The second day consisted of sessions on succession planning for handing over your LNL role, helping to set priorities for the new UKRN community roles, a Q&A with the UKRN central team, and an unconference session. The unconference session consisted of six sessions, with each person attending three out of these six. The sessions were: characteristics of a good/bad research culture; a survey around training in methodology, study design, and statistics; a practical sharing session on what LNLs have been doing; how to tackle PIs to get them engaged; how to monitor open and reproducible research for REF28; and how to engage new people in your local networks.

Overall, the 2023 LNL summer retreat highlighted both the challenges and opportunities for advancing reproducibility practices through our local networks.

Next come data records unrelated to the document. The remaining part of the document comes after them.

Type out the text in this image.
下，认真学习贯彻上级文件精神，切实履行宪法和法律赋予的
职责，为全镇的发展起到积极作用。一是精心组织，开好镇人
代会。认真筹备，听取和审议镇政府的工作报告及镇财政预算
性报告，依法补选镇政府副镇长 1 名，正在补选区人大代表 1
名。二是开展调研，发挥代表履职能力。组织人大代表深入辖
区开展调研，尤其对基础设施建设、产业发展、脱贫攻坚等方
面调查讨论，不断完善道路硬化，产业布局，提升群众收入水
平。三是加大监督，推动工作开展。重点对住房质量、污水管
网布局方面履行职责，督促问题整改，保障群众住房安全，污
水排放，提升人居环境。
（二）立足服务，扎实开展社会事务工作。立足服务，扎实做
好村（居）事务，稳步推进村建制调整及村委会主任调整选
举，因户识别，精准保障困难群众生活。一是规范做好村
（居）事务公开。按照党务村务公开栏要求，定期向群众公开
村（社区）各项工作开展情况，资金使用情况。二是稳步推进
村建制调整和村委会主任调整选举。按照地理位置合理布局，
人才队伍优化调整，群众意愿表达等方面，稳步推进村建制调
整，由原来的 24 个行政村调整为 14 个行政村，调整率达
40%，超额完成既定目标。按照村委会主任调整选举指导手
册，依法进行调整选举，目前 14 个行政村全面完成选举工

A key theme that emerged was a desire to work more across disciplines, while recognizing that different disciplines interpret reproducibility differently and may have their own approaches around promoting good practices as well as differing sets of goals. Recognising this, we are keen to work together to learn from each other and learn new methods that may benefit our own disciplines. To that end, the LNLs considered how a more formal onboarding process could help introduce them to others in the network in order to form a community of practice where we share lessons learned and provide support to those setting up new local networks or taking over the post of LNL.

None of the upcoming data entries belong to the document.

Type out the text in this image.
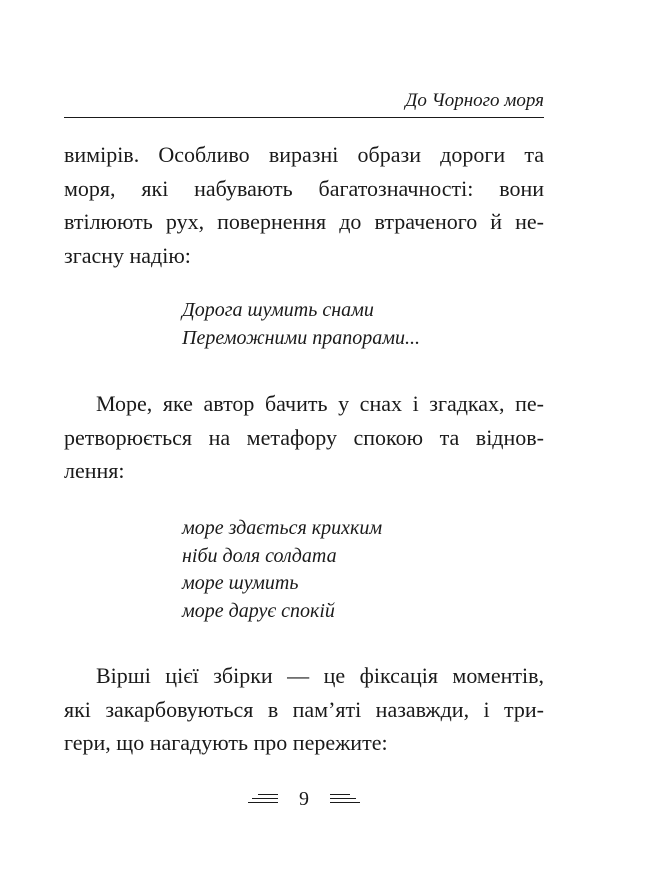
До Чорного моря
вимірів. Особливо виразні образи дороги та
моря, які набувають багатозначності: вони
втілюють рух, повернення до втраченого й не-
згасну надію:
Дорога шумить снами
Переможними прапорами...
Море, яке автор бачить у снах і згадках, пе-
ретворюється на метафору спокою та віднов-
лення:
море здається крихким
ніби доля солдата
море шумить
море дарує спокій
Вірші цієї збірки — це фіксація моментів,
які закарбовуються в пам’яті назавжди, і три-
гери, що нагадують про пережите:
9
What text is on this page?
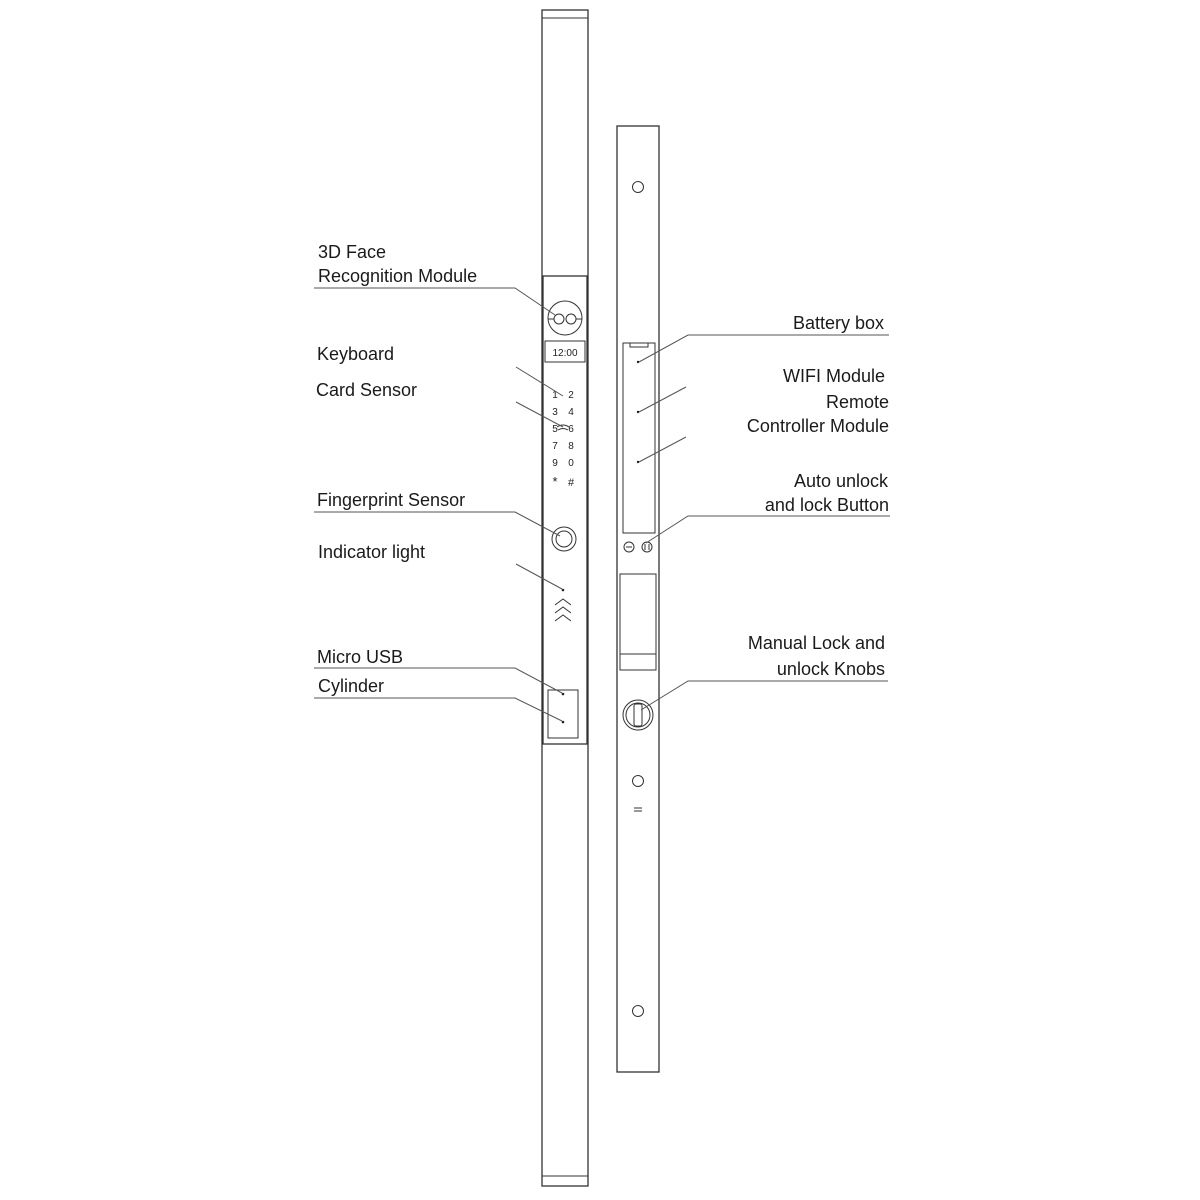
12:00
1 2
3 4
5 6
7 8
9 0
* #
3D Face
Recognition Module
Keyboard
Card Sensor
Fingerprint Sensor
Indicator light
Micro USB
Cylinder
Battery box
WIFI Module
Remote
Controller Module
Auto unlock
and lock Button
Manual Lock and
unlock Knobs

Many of the attendees expressed concerns that engagement with the local network has plateaued, as many researchers assume that reproducible practices are a given in their field and they may not feel the need to seek out guidance on reproducible research. We hope that a strong LNL network will provide a space for collaborating and sharing resources to encourage people to think about the next steps their network can take to further reproducibility and openness, particularly when researchers feel disengaged.

Group photo taken by Neil Jacobs at the end of the retreat: Front row: Cecil Cherian Lukose (Northumbria LNL representative), Michel Belyk (Edgehill LNL). Second row: Ian Lahart (Wolverhampton LNL), Alexis Makin (Liverpool LNL), Charlotte Pennington (Aston LNL), Vicky Hellon (Alan Turing LNL), Alden Conner (Alan Turing LNL). Third row: Crispin Jordan (Edinburgh LNL representative), Helen Gray (Newcastle LNL), Eike Rinke (Leeds LNL), Amy Orben (Cambridge LNL), Sophia Crüwell (Cambridge). Fourth row: Nick Ballou (Queen Mary London LNL), Diane Hird (UKRN), Mae Chester-Jones (Oxford LNL), Suzanne Stewart (Chester LNL). Back row: Will Gawned (UKRN), David Ellis (Bath LNL), Sam Westwood (King’s College London). Missing from photo – Andrew Crump (Royal Veterinary College LNL).